Born in Kent to Irish parents, MacGowan was extremely proud of his Irish roots and spent much of his childhood in his mother's family home in Co Tipperary.
He was an integral part of the punk scene in 1970s London and later formed The Pogues alongside Jem Finer and Spider Stacy.
Drawing on MacGowan's punk roots, The Pogues rose to prominence by offering a blend of punk rock and Irish trad, releasing iconic hits such as "A Rainy Night in Soho" and the Christmas classic "Fairytale of New York."
MacGowan battled with substance abuse throughout his life and was ultimately kicked out of the band in 1991 due to his drug and alcohol addiction, although the Pogues reformed in 2001.

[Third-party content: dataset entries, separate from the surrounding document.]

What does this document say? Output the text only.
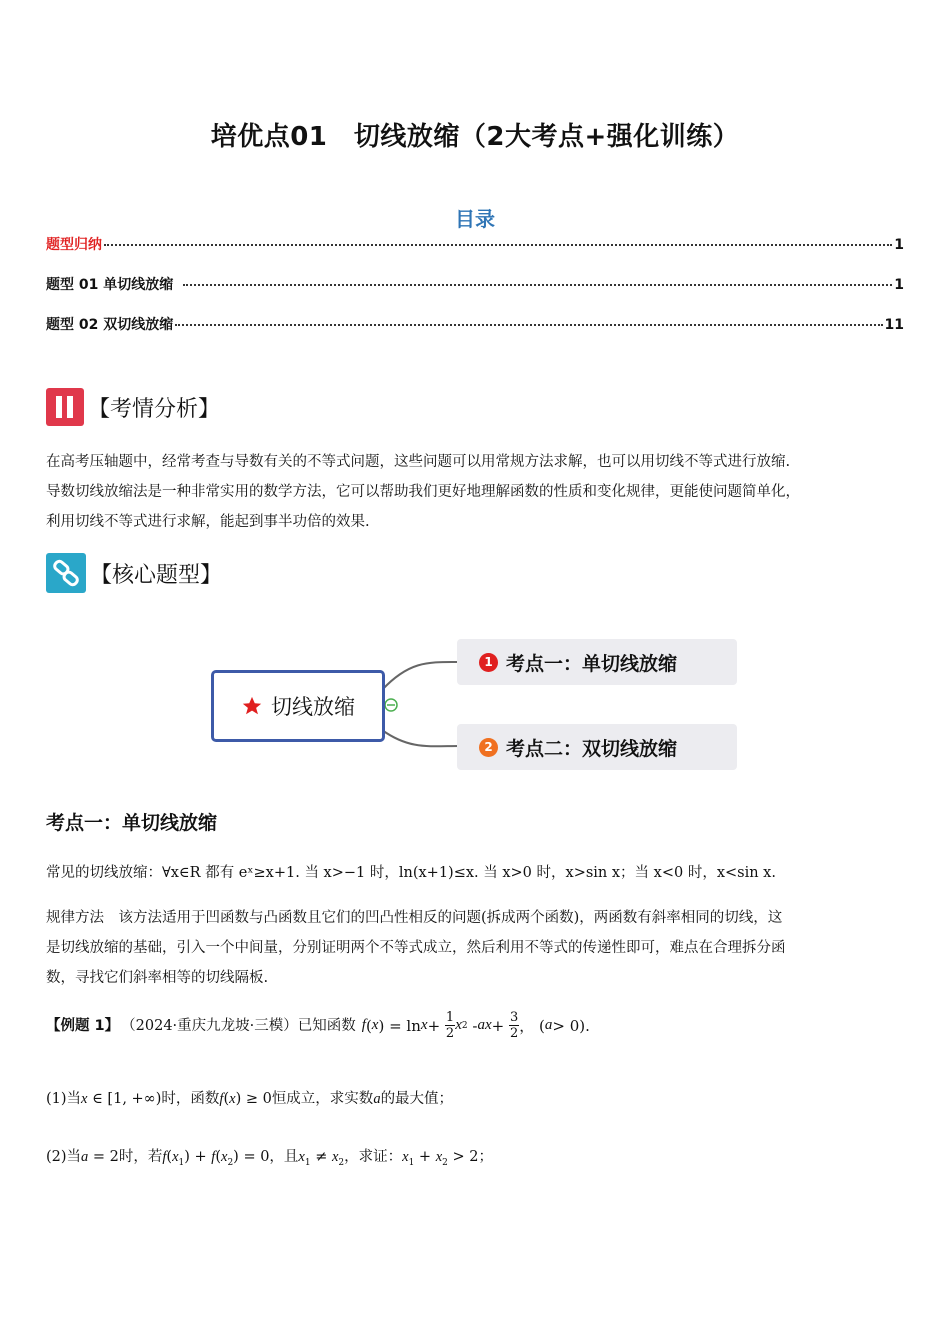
培优点01　切线放缩（2大考点+强化训练）
目录
题型归纳	1
题型 01 单切线放缩	1
题型 02 双切线放缩	11
【考情分析】
在高考压轴题中，经常考查与导数有关的不等式问题，这些问题可以用常规方法求解，也可以用切线不等式进行放缩.
导数切线放缩法是一种非常实用的数学方法，它可以帮助我们更好地理解函数的性质和变化规律，更能使问题简单化，
利用切线不等式进行求解，能起到事半功倍的效果.
【核心题型】
切线放缩
1 考点一：单切线放缩
2 考点二：双切线放缩
考点一：单切线放缩
常见的切线放缩：∀x∈R 都有 eˣ≥x+1. 当 x>−1 时，ln(x+1)≤x. 当 x>0 时，x>sin x；当 x<0 时，x<sin x.
规律方法　该方法适用于凹函数与凸函数且它们的凹凸性相反的问题(拆成两个函数)，两函数有斜率相同的切线，这
是切线放缩的基础，引入一个中间量，分别证明两个不等式成立，然后利用不等式的传递性即可，难点在合理拆分函
数，寻找它们斜率相等的切线隔板.
【例题 1】 （2024·重庆九龙坡·三模）已知函数 f ( x ) = $\ln x + \frac{1}{2}$ x 2 - ax + $\frac{3}{2}$ ， ( a > 0).
(1)当x ∈ [1, +∞)时，函数f(x) ≥ 0恒成立，求实数a的最大值；
(2)当a = 2时，若$f(x_1) + f(x_2) = 0$，且$x_1 \ne x_2$，求证：$x_1 + x_2 > 2$；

However, the band was no longer able to tour in the 2010s due to MacGowan's deteriorating health.
He married his long-term partner Victoria Mary Clarke in 2018 and released a limited book "The Eternal Buzz and the Crock of Gold" in 2022, which featured a combination of the lyrics and drawings he had produced during his illustrious career.
Ireland's leading politicians paid tribute to MacGowan upon his passing on Thursday.